In silico approach for evaluating the degradation efficiency of plastic degrading enzyme mono(2-hydroxyethyl) terephthalic acid hydrolase (MHETase) of selected bacteria

Abstract

Plastics, which are complex polymers, have been a persistent problem due to their inherent non-biodegradability, despite their numerous applications. The huge piles of accumulated plastic are not only damaging to the environment, but also a major contributing factor to deteriorating human health. Over the years, plastic waste has been recycled and treated using conventional and advanced non-biodegradable waste treatment technologies such as incineration and landfilling, and pyrolysis and thermodegradation. However, these face their own set of challenges, and hence the use of microbial enzyme machineries to degrade plastic has recently garnered attention.
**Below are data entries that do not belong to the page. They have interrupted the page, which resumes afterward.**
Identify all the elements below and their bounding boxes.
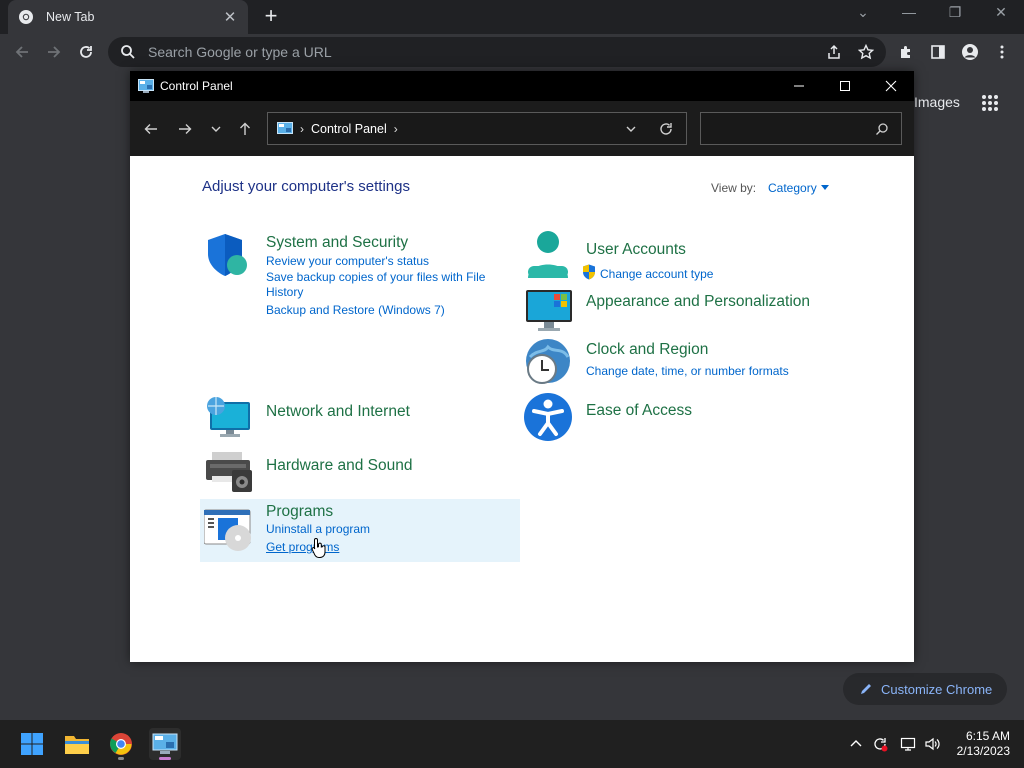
active-indicator	[159, 757, 171, 760]
clock-time: 6:15 AM	[965, 729, 1010, 743]
images-link[interactable]: Images	[914, 94, 960, 110]
page-title: Adjust your computer's settings	[202, 178, 410, 195]
customize-chrome-label: Customize Chrome	[881, 681, 993, 697]
start-icon	[21, 733, 43, 755]
up-arrow-icon[interactable]	[235, 119, 255, 139]
taskbar-control-panel[interactable]	[149, 728, 181, 760]
category-title[interactable]: Programs	[266, 503, 333, 521]
volume-icon[interactable]	[924, 736, 940, 752]
user-accounts-icon	[528, 231, 568, 278]
chrome-menu-icon[interactable]	[992, 42, 1012, 62]
control-panel-window: Control Panel › Control Panel › Adjust y…	[130, 71, 914, 662]
address-bar[interactable]: › Control Panel ›	[267, 112, 687, 145]
windows-taskbar: 6:15 AM 2/13/2023	[0, 720, 1024, 768]
link-change-date-time[interactable]: Change date, time, or number formats	[586, 364, 789, 378]
link-get-programs[interactable]: Get programs	[266, 540, 339, 554]
category-title[interactable]: Appearance and Personalization	[586, 293, 810, 311]
uac-shield-icon	[583, 264, 595, 280]
omnibox-placeholder: Search Google or type a URL	[148, 44, 332, 60]
cp-forward-icon[interactable]	[175, 119, 195, 139]
cp-close-button[interactable]	[868, 71, 914, 101]
category-title[interactable]: User Accounts	[586, 241, 686, 259]
control-panel-search-input[interactable]	[700, 112, 902, 145]
breadcrumb-chevron-icon[interactable]: ›	[394, 122, 398, 136]
address-dropdown-icon[interactable]	[624, 122, 638, 136]
address-control-panel-icon	[277, 121, 293, 134]
link-file-history[interactable]: Save backup copies of your files with Fi…	[266, 270, 496, 300]
cp-navigation-bar: › Control Panel ›	[130, 101, 914, 156]
caret-down-icon[interactable]	[821, 185, 829, 190]
new-tab-button[interactable]: +	[259, 5, 283, 29]
sync-alert-icon[interactable]	[872, 736, 888, 752]
chrome-icon	[110, 733, 132, 755]
restore-button[interactable]: ❐	[932, 4, 978, 21]
chrome-toolbar: Search Google or type a URL	[0, 34, 1024, 70]
breadcrumb-control-panel[interactable]: Control Panel	[311, 122, 387, 136]
network-icon[interactable]	[900, 736, 916, 752]
window-title: Control Panel	[160, 79, 233, 93]
search-icon	[121, 45, 135, 59]
link-uninstall-program[interactable]: Uninstall a program	[266, 522, 370, 536]
category-title[interactable]: Ease of Access	[586, 402, 692, 420]
forward-icon[interactable]	[44, 42, 64, 62]
cp-back-icon[interactable]	[141, 119, 161, 139]
tab-new-tab[interactable]: New Tab ✕	[8, 0, 248, 34]
chrome-favicon-icon	[19, 10, 33, 24]
chevron-up-icon[interactable]	[848, 736, 864, 752]
link-backup-restore[interactable]: Backup and Restore (Windows 7)	[266, 303, 445, 317]
extensions-icon[interactable]	[896, 42, 916, 62]
tab-search-icon[interactable]: ⌄	[840, 4, 886, 21]
cp-content-area: Adjust your computer's settings View by:…	[130, 156, 914, 662]
category-title[interactable]: Network and Internet	[266, 403, 410, 421]
programs-disc-icon	[204, 509, 251, 551]
minimize-button[interactable]: —	[886, 4, 932, 20]
hand-cursor-icon	[311, 537, 326, 558]
link-change-account-type[interactable]: Change account type	[600, 267, 713, 281]
recent-locations-chevron-icon[interactable]	[206, 119, 226, 139]
bookmark-star-icon[interactable]	[856, 42, 876, 62]
taskbar-file-explorer[interactable]	[61, 728, 93, 760]
file-explorer-icon	[65, 736, 89, 754]
taskbar-chrome[interactable]	[105, 728, 137, 760]
breadcrumb-separator-icon: ›	[300, 121, 304, 136]
omnibox[interactable]: Search Google or type a URL	[108, 37, 886, 67]
view-by-dropdown[interactable]: Category	[768, 181, 817, 195]
search-icon	[876, 123, 888, 135]
back-icon[interactable]	[12, 42, 32, 62]
category-title[interactable]: Hardware and Sound	[266, 457, 413, 475]
side-panel-icon[interactable]	[928, 42, 948, 62]
chrome-tab-strip: New Tab ✕ + ⌄ — ❐ ✕	[0, 0, 1024, 34]
start-button[interactable]	[16, 728, 48, 760]
close-button[interactable]: ✕	[978, 4, 1024, 21]
tab-close-icon[interactable]: ✕	[222, 8, 238, 26]
control-panel-icon	[138, 79, 154, 93]
accessibility-icon	[524, 393, 572, 441]
printer-icon	[206, 452, 252, 492]
category-title[interactable]: System and Security	[266, 234, 408, 252]
appearance-monitor-icon	[526, 290, 572, 331]
reload-icon[interactable]	[76, 42, 96, 62]
tab-title: New Tab	[46, 10, 95, 24]
control-panel-icon	[152, 733, 178, 754]
clock-date: 2/13/2023	[956, 744, 1010, 758]
refresh-icon[interactable]	[658, 121, 674, 137]
running-indicator	[118, 757, 124, 760]
share-icon[interactable]	[824, 42, 844, 62]
taskbar-clock[interactable]: 6:15 AM 2/13/2023	[957, 729, 1010, 759]
network-globe-icon	[207, 397, 250, 437]
google-apps-icon[interactable]	[981, 94, 999, 112]
cp-titlebar: Control Panel	[130, 71, 914, 101]
cp-maximize-button[interactable]	[822, 71, 868, 101]
customize-chrome-button[interactable]: Customize Chrome	[843, 673, 1007, 705]
profile-icon[interactable]	[960, 42, 980, 62]
view-by-label: View by:	[711, 181, 757, 195]
category-title[interactable]: Clock and Region	[586, 341, 708, 359]
link-review-status[interactable]: Review your computer's status	[266, 254, 429, 268]
cp-minimize-button[interactable]	[776, 71, 822, 101]
clock-globe-icon	[526, 339, 570, 384]
shield-icon	[208, 234, 247, 276]
pencil-icon	[861, 684, 871, 694]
We attempted to find the species that degrades mono(2-hydroxyethyl) terephthalic acid (MHET) with the highest efficiency in this study by using in silico screening of the enzyme mono(2-hydroxyethyl) terephthalic acid hydrolase (MHETase). Using the MHETase enzyme sequence of Ideonella sakaiensis as the query sequence, BLAST analysis was performed to identify the top 10 homologous sequences in other species. To identify the degrading efficiency, molecular docking using PatchDock between MHETase of different species with MHET as ligand was performed. The species Pigmentiphaga litoralis had the highest docking score of 3634, and this shows that this species degrades MHET most efficiently. The interaction studies showed that this docked molecule has 7 hydrophobic interactions and 1 hydrogen bonds. In the recent years, use of bioinformatics tools is unprecedented, growing fast and it became one of the important component in any biological research activity.